“I feel very good about what we were able to talk about in there,” Senate Majority Leader Harry M. Reid (D-Nev.) told reporters outside the White House, standing shoulder-to-shoulder with Republicans John A. Boehner (Ohio), the House speaker, and Mitch McConnell (Ky.), the Senate minority leader, as well as House Democratic leader Nancy Pelosi (Calif.). “We all know something has to be done. There is no more ‘Let’s do it some other time.’ We’re going to do it now.”
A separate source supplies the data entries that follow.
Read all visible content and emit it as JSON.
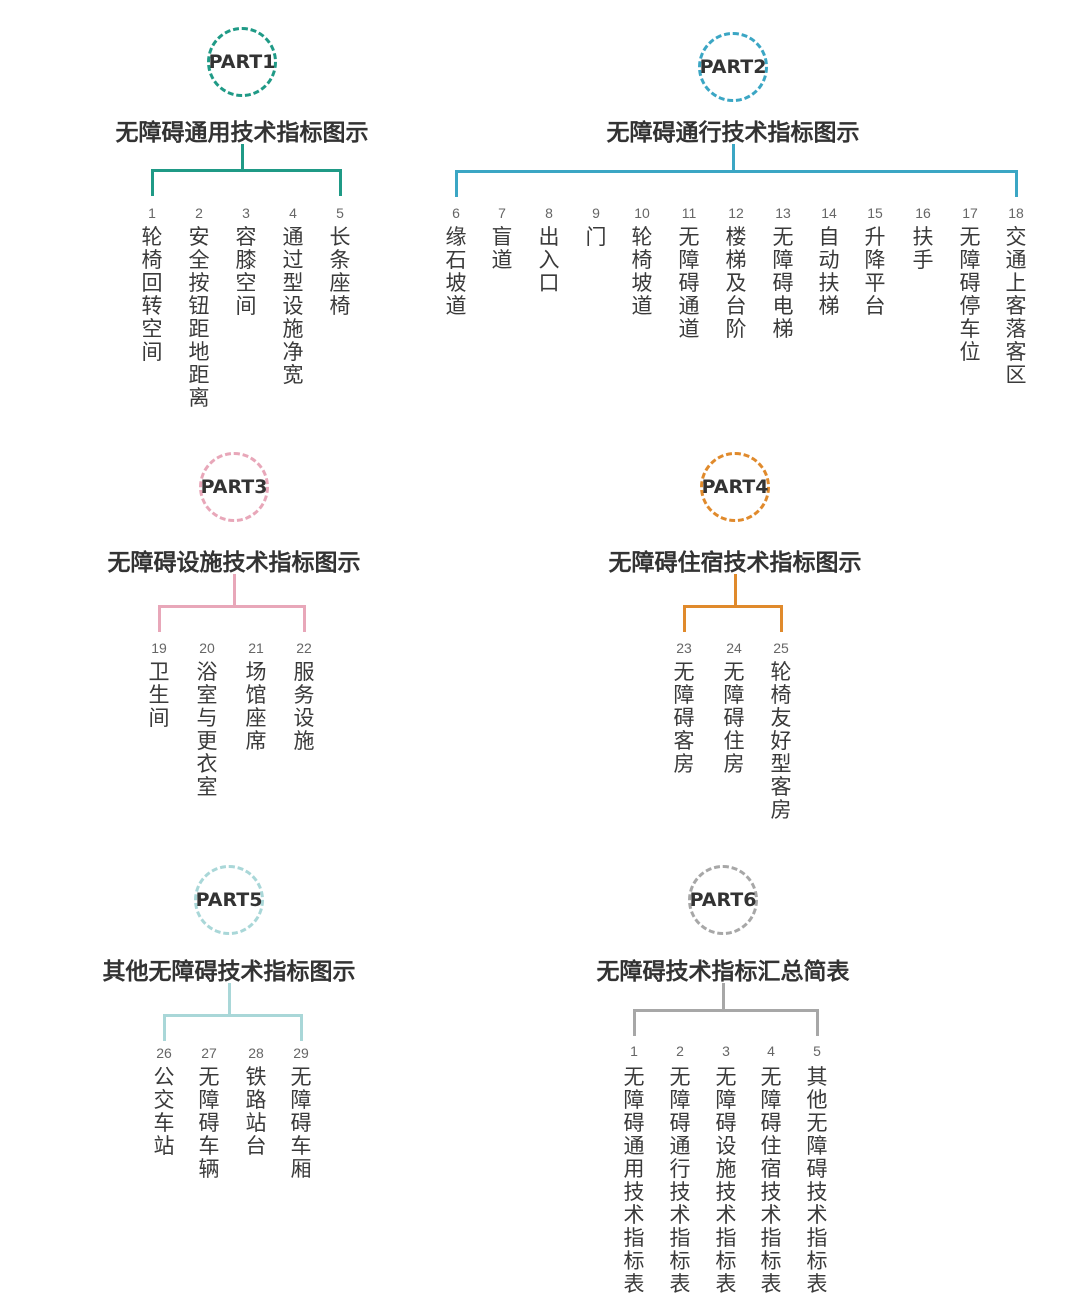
{
  "sections": [
    {
      "part": "PART1",
      "title": "无障碍通用技术指标图示",
      "color": "#1f9a86",
      "items": [
        {
          "n": "1",
          "t": "轮椅回转空间"
        },
        {
          "n": "2",
          "t": "安全按钮距地距离"
        },
        {
          "n": "3",
          "t": "容膝空间"
        },
        {
          "n": "4",
          "t": "通过型设施净宽"
        },
        {
          "n": "5",
          "t": "长条座椅"
        }
      ]
    },
    {
      "part": "PART2",
      "title": "无障碍通行技术指标图示",
      "color": "#3ba6c4",
      "items": [
        {
          "n": "6",
          "t": "缘石坡道"
        },
        {
          "n": "7",
          "t": "盲道"
        },
        {
          "n": "8",
          "t": "出入口"
        },
        {
          "n": "9",
          "t": "门"
        },
        {
          "n": "10",
          "t": "轮椅坡道"
        },
        {
          "n": "11",
          "t": "无障碍通道"
        },
        {
          "n": "12",
          "t": "楼梯及台阶"
        },
        {
          "n": "13",
          "t": "无障碍电梯"
        },
        {
          "n": "14",
          "t": "自动扶梯"
        },
        {
          "n": "15",
          "t": "升降平台"
        },
        {
          "n": "16",
          "t": "扶手"
        },
        {
          "n": "17",
          "t": "无障碍停车位"
        },
        {
          "n": "18",
          "t": "交通上客落客区"
        }
      ]
    },
    {
      "part": "PART3",
      "title": "无障碍设施技术指标图示",
      "color": "#e8a7b9",
      "items": [
        {
          "n": "19",
          "t": "卫生间"
        },
        {
          "n": "20",
          "t": "浴室与更衣室"
        },
        {
          "n": "21",
          "t": "场馆座席"
        },
        {
          "n": "22",
          "t": "服务设施"
        }
      ]
    },
    {
      "part": "PART4",
      "title": "无障碍住宿技术指标图示",
      "color": "#e08a2c",
      "items": [
        {
          "n": "23",
          "t": "无障碍客房"
        },
        {
          "n": "24",
          "t": "无障碍住房"
        },
        {
          "n": "25",
          "t": "轮椅友好型客房"
        }
      ]
    },
    {
      "part": "PART5",
      "title": "其他无障碍技术指标图示",
      "color": "#a9d7d8",
      "items": [
        {
          "n": "26",
          "t": "公交车站"
        },
        {
          "n": "27",
          "t": "无障碍车辆"
        },
        {
          "n": "28",
          "t": "铁路站台"
        },
        {
          "n": "29",
          "t": "无障碍车厢"
        }
      ]
    },
    {
      "part": "PART6",
      "title": "无障碍技术指标汇总简表",
      "color": "#a7a7a7",
      "items": [
        {
          "n": "1",
          "t": "无障碍通用技术指标表"
        },
        {
          "n": "2",
          "t": "无障碍通行技术指标表"
        },
        {
          "n": "3",
          "t": "无障碍设施技术指标表"
        },
        {
          "n": "4",
          "t": "无障碍住宿技术指标表"
        },
        {
          "n": "5",
          "t": "其他无障碍技术指标表"
        }
      ]
    }
  ]
}
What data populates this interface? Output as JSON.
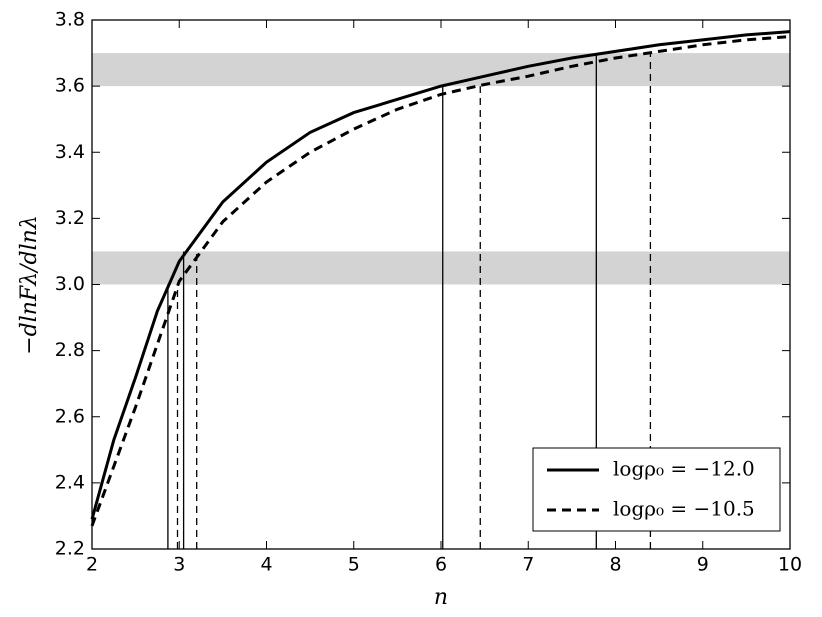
{
  "chart_data": {
    "type": "line",
    "xlabel": "n",
    "ylabel": "−dlnFλ/dlnλ",
    "x": [
      2,
      2.25,
      2.5,
      2.75,
      3,
      3.5,
      4,
      4.5,
      5,
      5.5,
      6,
      6.5,
      7,
      7.5,
      8,
      8.5,
      9,
      9.5,
      10
    ],
    "series": [
      {
        "name": "logρ₀ = −12.0",
        "color": "#000000",
        "dash": "solid",
        "values": [
          2.29,
          2.53,
          2.72,
          2.92,
          3.07,
          3.25,
          3.37,
          3.46,
          3.52,
          3.56,
          3.6,
          3.63,
          3.66,
          3.685,
          3.705,
          3.725,
          3.74,
          3.755,
          3.765
        ],
        "vlines": [
          {
            "x": 2.87,
            "y": 3.0
          },
          {
            "x": 3.05,
            "y": 3.1
          },
          {
            "x": 6.02,
            "y": 3.6
          },
          {
            "x": 7.78,
            "y": 3.7
          }
        ]
      },
      {
        "name": "logρ₀ = −10.5",
        "color": "#000000",
        "dash": "dashed",
        "values": [
          2.27,
          2.45,
          2.63,
          2.82,
          3.01,
          3.19,
          3.31,
          3.4,
          3.47,
          3.53,
          3.575,
          3.605,
          3.63,
          3.66,
          3.685,
          3.705,
          3.725,
          3.74,
          3.75
        ],
        "vlines": [
          {
            "x": 2.98,
            "y": 3.0
          },
          {
            "x": 3.2,
            "y": 3.1
          },
          {
            "x": 6.45,
            "y": 3.6
          },
          {
            "x": 8.4,
            "y": 3.7
          }
        ]
      }
    ],
    "bands": [
      [
        3.0,
        3.1
      ],
      [
        3.6,
        3.7
      ]
    ],
    "band_color": "#d3d3d3",
    "xlim": [
      2,
      10
    ],
    "xticks": [
      2,
      3,
      4,
      5,
      6,
      7,
      8,
      9,
      10
    ],
    "ylim": [
      2.2,
      3.8
    ],
    "yticks": [
      2.2,
      2.4,
      2.6,
      2.8,
      {
        "value": 3,
        "label": "3.0"
      },
      3.2,
      3.4,
      3.6,
      3.8
    ],
    "legend": "lower right"
  }
}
The usually sharp-tongued McConnell even praised Obama for his upcoming trip to Southeast Asia, although it will take the president away from Washington as policymakers rush to reach an agreement to avert $500 billion in tax hikes and automatic spending cuts that threaten to throw the nation back into recession early next year.
“I can only echo the observations of the other leaders, that it was a constructive meeting,” McConnell said. “We all understand where we are.”
Major details — including the overall scope of a debt-reduction package — still have to be worked out. And the group made no progress Friday on their most fundamental point of disagreement: whether to extend the expiring George W. Bush-era tax cuts for the wealthiest 2 percent of U.S. households through 2013.
But the leaders expressed optimism about reaching an accord before the cliff hits in January and dispatched staffers to draft a debt-reduction framework to present to Obama after the Thanksgiving break. Pelosi called on her colleagues to set a Christmas deadline for passing legislation to “send a message of confidence to consumers, to the markets.”
U.S. stocks shot up while the leaders were speaking, going from negative to positive territory in a matter of minutes. The Dow Jones industrial average rose 113 points, gaining nearly 1 percent, in the half hour after the meeting ended. (The Dow closed up nearly 46 points, or 0.4 percent.)
The upbeat tone marked a dramatic shift from the sullen relations of recent years, when Obama and a GOP fortified by anti-
government activists clashed repeatedly over spending and taxes. For months, Washington lurched from crisis to crisis as Republicans threatened to shutter the government and prohibit additional borrowing unless Democrats agreed to massive cuts in spending.
In 2011, a potential “grand bargain” between Boehner and Obama collapsed in angry finger-pointing and dueling news conferences. This year, a presidential campaign fueled by hundreds of millions of dollars in negative ads painted Obama as a free-spending redistributionist and the Republican standard-bearer, Mitt Romney, as an out-of-touch corporate robber baron.